Bila melihat kasus kelompok budaya Sunda dan Jawa, pilihan sebagian besar pelaku budayanya justru jatuh pada Islam untuk menjadi pemerkaya karakter, bentuk, dan ekspresi kedua budaya ini. Islam menjadi anutan mayoritas Sunda dan Jawa. Ini merupakan fakta keras (hard fact) yang tidak terbantahkan bahwa dalam soal keyakinan beragama, mayoritas kelompok masyarakat Sunda dan Jawa merasa lebih cocok dan lebih baik menggunakan Islam. Mereka bahkan bertahan sampai berabad-abad menerima Islam, karena merasa terus cocok dengan setiap zaman yang mereka hadapi. Bukankan ini fakta yang sangat jelas bahwa nenek moyang Sunda dan Jawa sekarang agama anutan asalnya adalah “Islam”, bukan Sunda Wiwitan dan kejawen? Saking kuatnya pengaruh Islam ini sampai-sampai sekelompok minoritas Sunda dan Jawa yang sangat tidak representatif mewakili komunitasnya yang lebih besar, saat mereka menciptakan ajaran agama yang menyimpang banyak menggunakan unsur-unsur Islam di dalamnya yang sudah dirusak dan dimodifikasi.

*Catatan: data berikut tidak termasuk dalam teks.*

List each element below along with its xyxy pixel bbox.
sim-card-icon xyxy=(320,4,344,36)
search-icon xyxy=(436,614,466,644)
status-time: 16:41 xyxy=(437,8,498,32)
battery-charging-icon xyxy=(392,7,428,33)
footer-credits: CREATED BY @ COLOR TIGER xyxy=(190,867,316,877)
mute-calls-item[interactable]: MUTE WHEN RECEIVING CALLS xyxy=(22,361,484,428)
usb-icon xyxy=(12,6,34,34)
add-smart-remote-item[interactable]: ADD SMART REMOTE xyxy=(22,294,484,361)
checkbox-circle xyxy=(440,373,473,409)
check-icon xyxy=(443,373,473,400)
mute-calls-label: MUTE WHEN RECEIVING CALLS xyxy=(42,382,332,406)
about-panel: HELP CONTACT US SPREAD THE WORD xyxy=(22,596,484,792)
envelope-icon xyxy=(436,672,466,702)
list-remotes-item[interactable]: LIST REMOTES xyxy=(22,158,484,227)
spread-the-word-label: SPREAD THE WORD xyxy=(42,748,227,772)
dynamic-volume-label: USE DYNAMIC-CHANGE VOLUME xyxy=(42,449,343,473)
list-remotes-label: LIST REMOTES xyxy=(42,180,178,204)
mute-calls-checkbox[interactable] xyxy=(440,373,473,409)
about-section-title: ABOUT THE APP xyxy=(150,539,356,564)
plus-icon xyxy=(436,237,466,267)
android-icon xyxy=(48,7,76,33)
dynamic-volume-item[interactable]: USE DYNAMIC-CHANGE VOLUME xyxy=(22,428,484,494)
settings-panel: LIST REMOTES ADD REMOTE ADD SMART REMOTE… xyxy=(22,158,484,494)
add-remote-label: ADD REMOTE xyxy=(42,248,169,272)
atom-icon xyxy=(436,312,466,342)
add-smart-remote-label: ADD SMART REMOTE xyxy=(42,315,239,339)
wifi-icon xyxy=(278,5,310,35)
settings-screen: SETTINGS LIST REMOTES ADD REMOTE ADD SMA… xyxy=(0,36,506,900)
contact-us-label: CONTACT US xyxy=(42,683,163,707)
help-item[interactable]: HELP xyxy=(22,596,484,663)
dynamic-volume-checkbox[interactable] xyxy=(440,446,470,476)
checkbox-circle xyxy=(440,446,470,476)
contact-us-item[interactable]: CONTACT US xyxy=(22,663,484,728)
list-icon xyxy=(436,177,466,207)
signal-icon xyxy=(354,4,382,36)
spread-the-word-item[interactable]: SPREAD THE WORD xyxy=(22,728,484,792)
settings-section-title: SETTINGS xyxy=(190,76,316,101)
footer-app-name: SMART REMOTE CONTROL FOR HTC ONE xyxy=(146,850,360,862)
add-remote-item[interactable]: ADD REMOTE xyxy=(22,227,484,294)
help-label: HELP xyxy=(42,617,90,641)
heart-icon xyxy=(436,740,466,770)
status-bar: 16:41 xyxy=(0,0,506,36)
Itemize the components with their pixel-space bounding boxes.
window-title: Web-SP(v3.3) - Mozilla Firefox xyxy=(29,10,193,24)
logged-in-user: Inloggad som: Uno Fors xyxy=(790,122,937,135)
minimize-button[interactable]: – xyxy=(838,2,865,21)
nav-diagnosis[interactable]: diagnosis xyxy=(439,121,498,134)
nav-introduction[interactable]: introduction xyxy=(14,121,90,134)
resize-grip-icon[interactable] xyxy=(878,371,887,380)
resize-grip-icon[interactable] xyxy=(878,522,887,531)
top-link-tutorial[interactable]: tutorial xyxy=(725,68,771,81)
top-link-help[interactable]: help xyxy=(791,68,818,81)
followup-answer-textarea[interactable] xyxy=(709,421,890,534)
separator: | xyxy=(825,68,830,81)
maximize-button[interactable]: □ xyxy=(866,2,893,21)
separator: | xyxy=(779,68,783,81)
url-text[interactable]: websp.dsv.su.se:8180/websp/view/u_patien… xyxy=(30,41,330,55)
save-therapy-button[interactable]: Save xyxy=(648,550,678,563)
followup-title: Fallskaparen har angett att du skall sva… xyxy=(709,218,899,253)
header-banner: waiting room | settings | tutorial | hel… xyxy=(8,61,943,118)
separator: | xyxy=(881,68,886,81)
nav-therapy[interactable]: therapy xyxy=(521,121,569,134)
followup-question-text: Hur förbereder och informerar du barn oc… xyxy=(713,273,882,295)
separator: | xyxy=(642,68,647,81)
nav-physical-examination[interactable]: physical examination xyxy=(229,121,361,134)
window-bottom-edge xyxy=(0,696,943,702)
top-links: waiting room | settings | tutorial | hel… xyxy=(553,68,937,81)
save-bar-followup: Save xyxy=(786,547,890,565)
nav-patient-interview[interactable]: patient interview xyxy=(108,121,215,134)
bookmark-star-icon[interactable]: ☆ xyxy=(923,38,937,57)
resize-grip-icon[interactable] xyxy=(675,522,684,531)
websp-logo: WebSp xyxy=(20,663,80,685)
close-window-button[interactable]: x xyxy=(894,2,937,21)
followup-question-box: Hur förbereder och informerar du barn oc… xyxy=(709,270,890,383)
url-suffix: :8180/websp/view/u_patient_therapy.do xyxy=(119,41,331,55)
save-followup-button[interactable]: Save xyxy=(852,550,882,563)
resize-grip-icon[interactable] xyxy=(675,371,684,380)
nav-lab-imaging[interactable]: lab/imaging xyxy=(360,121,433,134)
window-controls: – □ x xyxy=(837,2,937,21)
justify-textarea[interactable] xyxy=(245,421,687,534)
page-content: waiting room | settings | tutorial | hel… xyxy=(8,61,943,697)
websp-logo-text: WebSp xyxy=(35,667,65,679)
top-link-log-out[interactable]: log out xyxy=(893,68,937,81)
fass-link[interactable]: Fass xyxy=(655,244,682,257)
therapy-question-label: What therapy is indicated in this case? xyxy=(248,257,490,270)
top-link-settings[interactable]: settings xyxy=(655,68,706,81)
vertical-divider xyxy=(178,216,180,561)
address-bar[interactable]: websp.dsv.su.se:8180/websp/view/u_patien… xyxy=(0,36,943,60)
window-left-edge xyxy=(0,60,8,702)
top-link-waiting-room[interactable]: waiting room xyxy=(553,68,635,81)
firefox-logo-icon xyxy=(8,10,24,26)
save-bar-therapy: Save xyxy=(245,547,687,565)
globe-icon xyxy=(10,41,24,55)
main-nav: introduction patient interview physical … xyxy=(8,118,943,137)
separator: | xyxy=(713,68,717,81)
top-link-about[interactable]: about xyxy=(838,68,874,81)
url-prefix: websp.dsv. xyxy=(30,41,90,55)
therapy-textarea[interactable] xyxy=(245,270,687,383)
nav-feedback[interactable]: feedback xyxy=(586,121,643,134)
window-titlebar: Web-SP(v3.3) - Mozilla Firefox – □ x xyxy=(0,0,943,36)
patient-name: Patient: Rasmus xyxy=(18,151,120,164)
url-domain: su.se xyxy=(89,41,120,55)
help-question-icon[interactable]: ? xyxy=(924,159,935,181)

Ini juga bukti lain bahwa aliran-aliran kepercayaan bukan “agama nenek moyang”. Sebab, nenek moyang urang Sunda dan tiang Jawi secara faktual telah memilih Islam untuk menjadi identitas kedua budaya ini selama berabad-abad. Oleh sebab itu, sah bila disebut bahwa agama nenek moyang Sunda dan Jawa adalah Islam, bukan aliran kepercayaan. Wallahu A’lam.